No longer living with my parents, I’m surprised that I haven’t yet moved past the concept of having “a room.” In my entire rented suite, only my room seems suited to holding my mass collection of life-relics. It’s surrounded by countless items that only mean something when I tell stories about them. And I tell these stories to myself.

Four years ago, in a construction yard in east Maple Ridge, I found a license plate that expired in 1978. It now leans on my wall.

I used to walk my golden retriever around that huge construction yard. Her name was Buffy, and she had fear issues. You couldn’t get close to her if she was chewing anything, or she claimed a spot to lie in. She would growl and snap at us in a way that looked like aggression, but it would be better described as fear. She was taken away from her mother too early, and seemed to live in fear of anything being taken from her. She bit my foot hard once when I was 12, and it bled from two dark red punctures.

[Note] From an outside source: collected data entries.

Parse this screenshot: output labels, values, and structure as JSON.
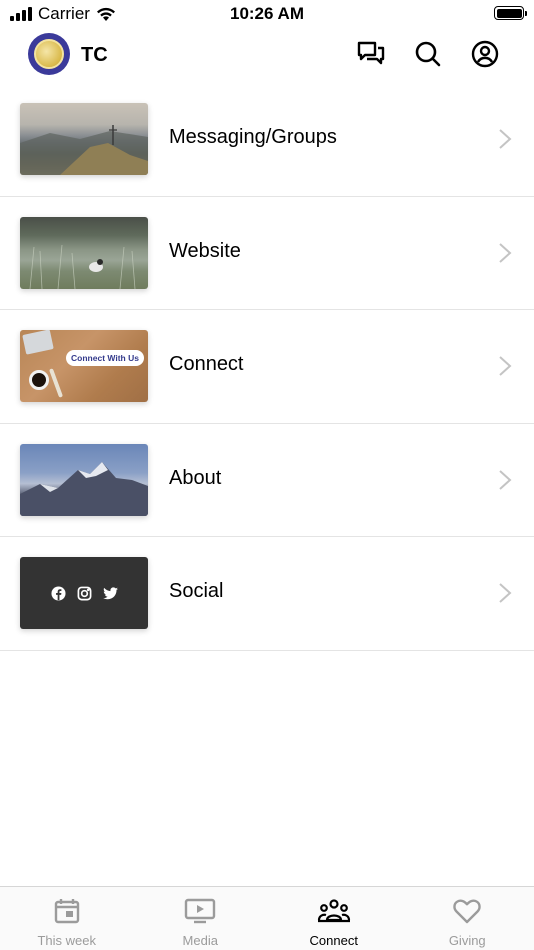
{
  "status_bar": {
    "carrier": "Carrier",
    "time": "10:26 AM"
  },
  "header": {
    "title": "TC"
  },
  "menu": {
    "items": [
      {
        "label": "Messaging/Groups"
      },
      {
        "label": "Website"
      },
      {
        "label": "Connect",
        "thumb_text": "Connect With Us"
      },
      {
        "label": "About"
      },
      {
        "label": "Social"
      }
    ]
  },
  "tab_bar": {
    "tabs": [
      {
        "label": "This week",
        "icon": "calendar-icon"
      },
      {
        "label": "Media",
        "icon": "tv-play-icon"
      },
      {
        "label": "Connect",
        "icon": "people-group-icon"
      },
      {
        "label": "Giving",
        "icon": "heart-icon"
      }
    ],
    "active": "Connect"
  },
  "colors": {
    "accent": "#000000",
    "inactive": "#9b9b9b",
    "logo": "#3b3a9a",
    "divider": "#e4e4e4"
  }
}
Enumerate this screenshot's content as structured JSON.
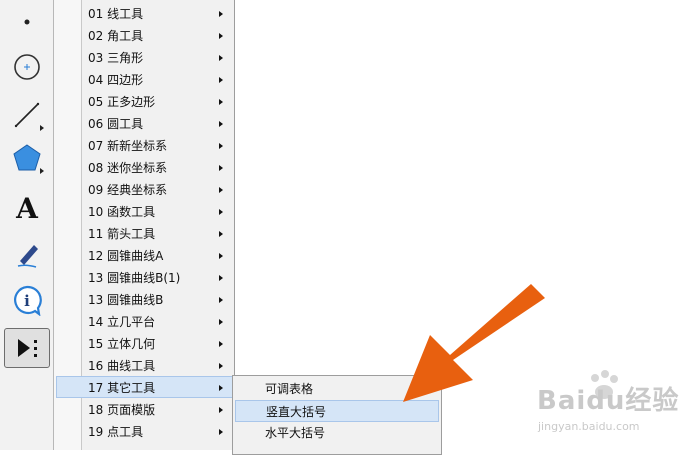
{
  "toolbar": {
    "tools": [
      {
        "icon": "point-icon"
      },
      {
        "icon": "circle-icon"
      },
      {
        "icon": "line-segment-icon"
      },
      {
        "icon": "polygon-icon"
      },
      {
        "icon": "text-icon",
        "label": "A"
      },
      {
        "icon": "marker-pen-icon"
      },
      {
        "icon": "info-icon",
        "label": "i"
      },
      {
        "icon": "custom-tools-icon",
        "active": true
      }
    ]
  },
  "menu": {
    "items": [
      {
        "label": "01 线工具"
      },
      {
        "label": "02 角工具"
      },
      {
        "label": "03 三角形"
      },
      {
        "label": "04 四边形"
      },
      {
        "label": "05 正多边形"
      },
      {
        "label": "06 圆工具"
      },
      {
        "label": "07 新新坐标系"
      },
      {
        "label": "08 迷你坐标系"
      },
      {
        "label": "09 经典坐标系"
      },
      {
        "label": "10 函数工具"
      },
      {
        "label": "11 箭头工具"
      },
      {
        "label": "12 圆锥曲线A"
      },
      {
        "label": "13 圆锥曲线B(1)"
      },
      {
        "label": "13 圆锥曲线B"
      },
      {
        "label": "14 立几平台"
      },
      {
        "label": "15 立体几何"
      },
      {
        "label": "16 曲线工具"
      },
      {
        "label": "17 其它工具",
        "highlighted": true
      },
      {
        "label": "18 页面模版"
      },
      {
        "label": "19 点工具"
      }
    ]
  },
  "submenu": {
    "items": [
      {
        "label": "可调表格"
      },
      {
        "label": "竖直大括号",
        "highlighted": true
      },
      {
        "label": "水平大括号"
      }
    ]
  },
  "annotation": {
    "arrow_color": "#e8600f"
  },
  "watermark": {
    "main": "Baidu经验",
    "sub": "jingyan.baidu.com"
  },
  "colors": {
    "highlight": "#d5e5f7",
    "menu_bg": "#f1f1f1"
  }
}
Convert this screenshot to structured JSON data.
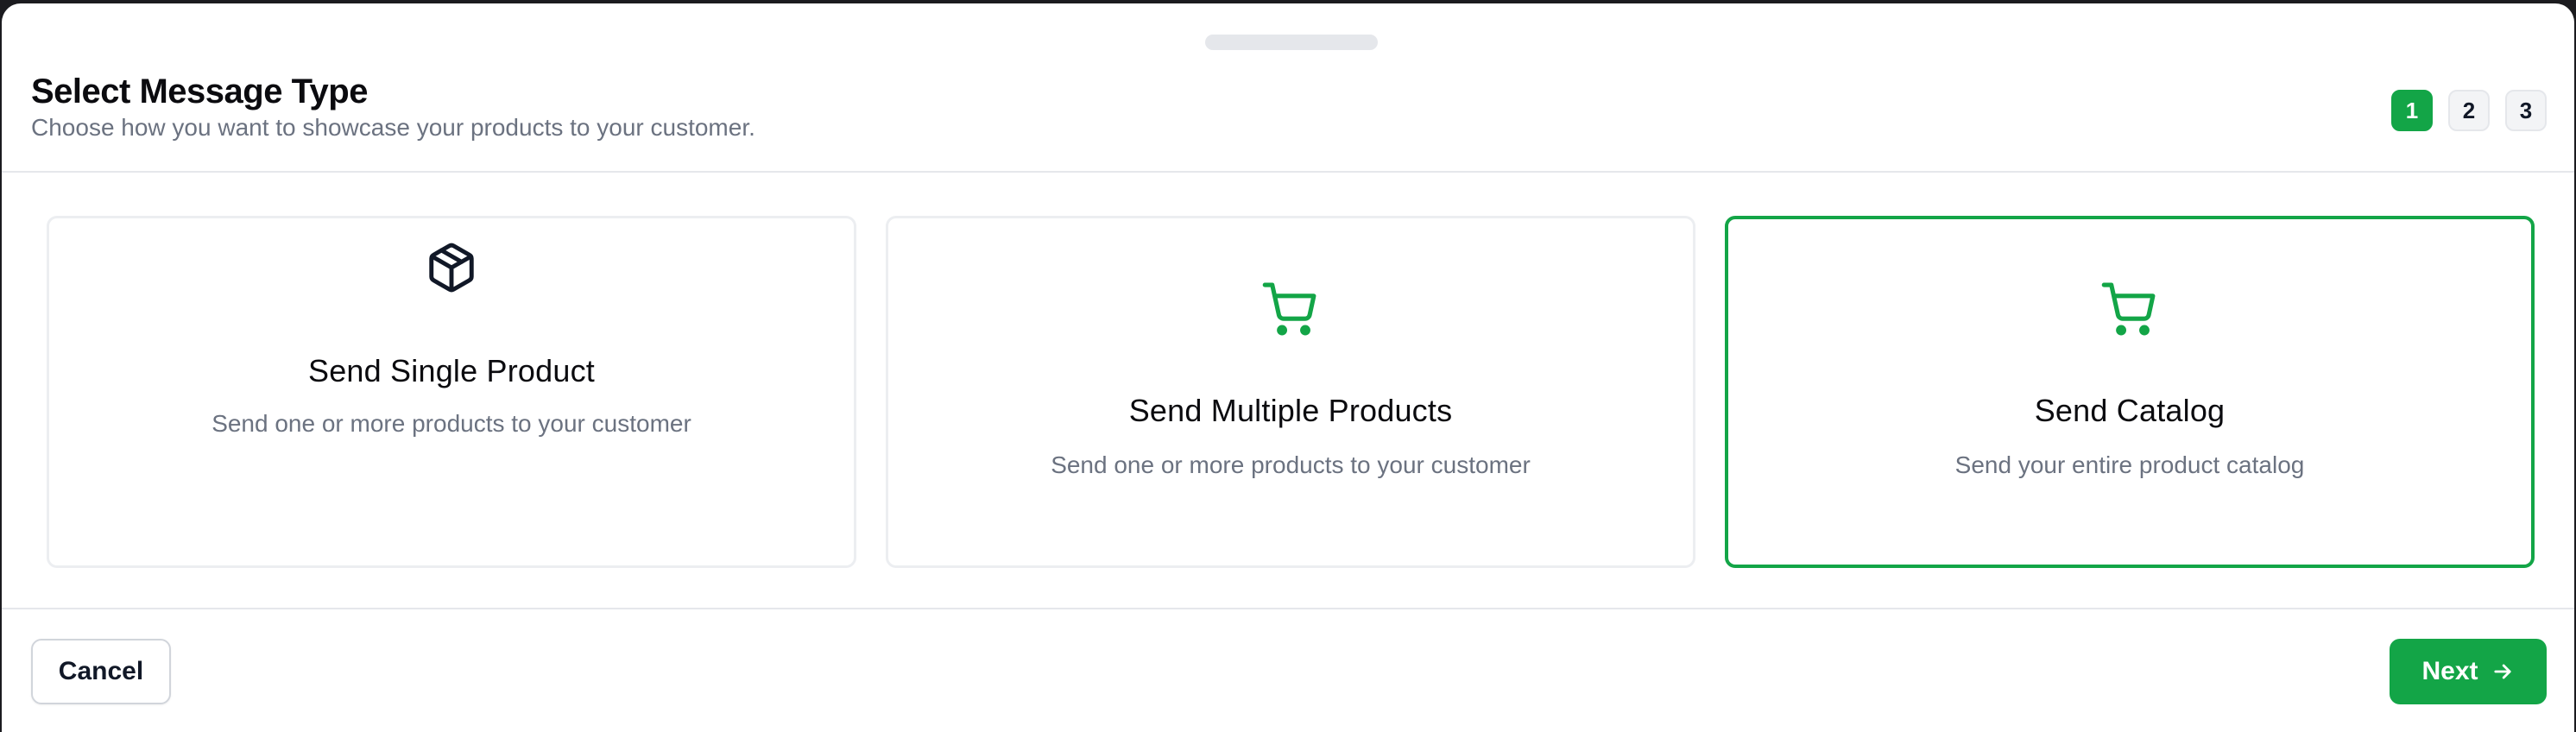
{
  "header": {
    "title": "Select Message Type",
    "subtitle": "Choose how you want to showcase your products to your customer.",
    "steps": [
      "1",
      "2",
      "3"
    ],
    "active_step": 1
  },
  "options": [
    {
      "title": "Send Single Product",
      "description": "Send one or more products to your customer",
      "icon": "package-icon",
      "selected": false
    },
    {
      "title": "Send Multiple Products",
      "description": "Send one or more products to your customer",
      "icon": "shopping-cart-icon",
      "selected": false
    },
    {
      "title": "Send Catalog",
      "description": "Send your entire product catalog",
      "icon": "shopping-cart-icon",
      "selected": true
    }
  ],
  "footer": {
    "cancel_label": "Cancel",
    "next_label": "Next",
    "next_icon": "arrow-right-icon"
  },
  "colors": {
    "accent": "#13a547",
    "border": "#e5e7eb",
    "muted_text": "#6b7280"
  }
}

We walked in the construction yard because the exercise would make her sleep. We also walked in the construction yard because it made me feel like I was in a novel. It seemed like the place to reflect. Buffy and I would sit on the highest hill, we would breathe in dust and cedar needles, and I would look on the hill out at the blue-grey tops of buildings, trying to guess which city was which.

My dog Buffy and I would sit on the highest hill, and we would breathe in the dust and cedar needles.

Now, the license plate is a relic of Maple Ridge for me, the place that I loved as a kid, and that was like wet sand to get out of every morning as an adult. The license plate is also a relic of Buffy, the dog that our family told ourselves we could love enough to fix if we just kept her longer, if we just walked her more, or if we just got along better ourselves. It took us seven years to decide that she wasn’t right for us, and to give her to a shelter that found a family that would be right for her.

I and my whole family still feel guilty about Buffy. We’re guilty because we kept her for so long, and we’re guilty because we gave her away so soon.

I’m in a similar situation with the things in my room. If I give my old guitar away, if I erase pictures on a whiteboard, if I take down the pamphlets from the temple I visited, I’ll lose the past, and those points from which to grow. I’ll forget the calm of holding the ancient license plate, of walking home from high school dancing to Defiance, Ohio on CD, or how I used to keep an emergency kit with me everywhere. I can’t forget the few weeks in my young adult life that felt hopeless, and the drive I found to carry on despite them.

Every time I revisit the past, it’s hazier. I used to give out books and expect them back. Now I make a conscious effort to do so without that expectation. I love the idea of passing on a story that made me happy without memorizing it, and seeing if it’s important enough that I’ll remember it.

I would love to tell you to give away your own relics, and I would to tell you that I planted my license plate in another construction yard somewhere, and that I hope it ends on someone else’s wall.

But it’s still in my room, and I’m not ready to let it go.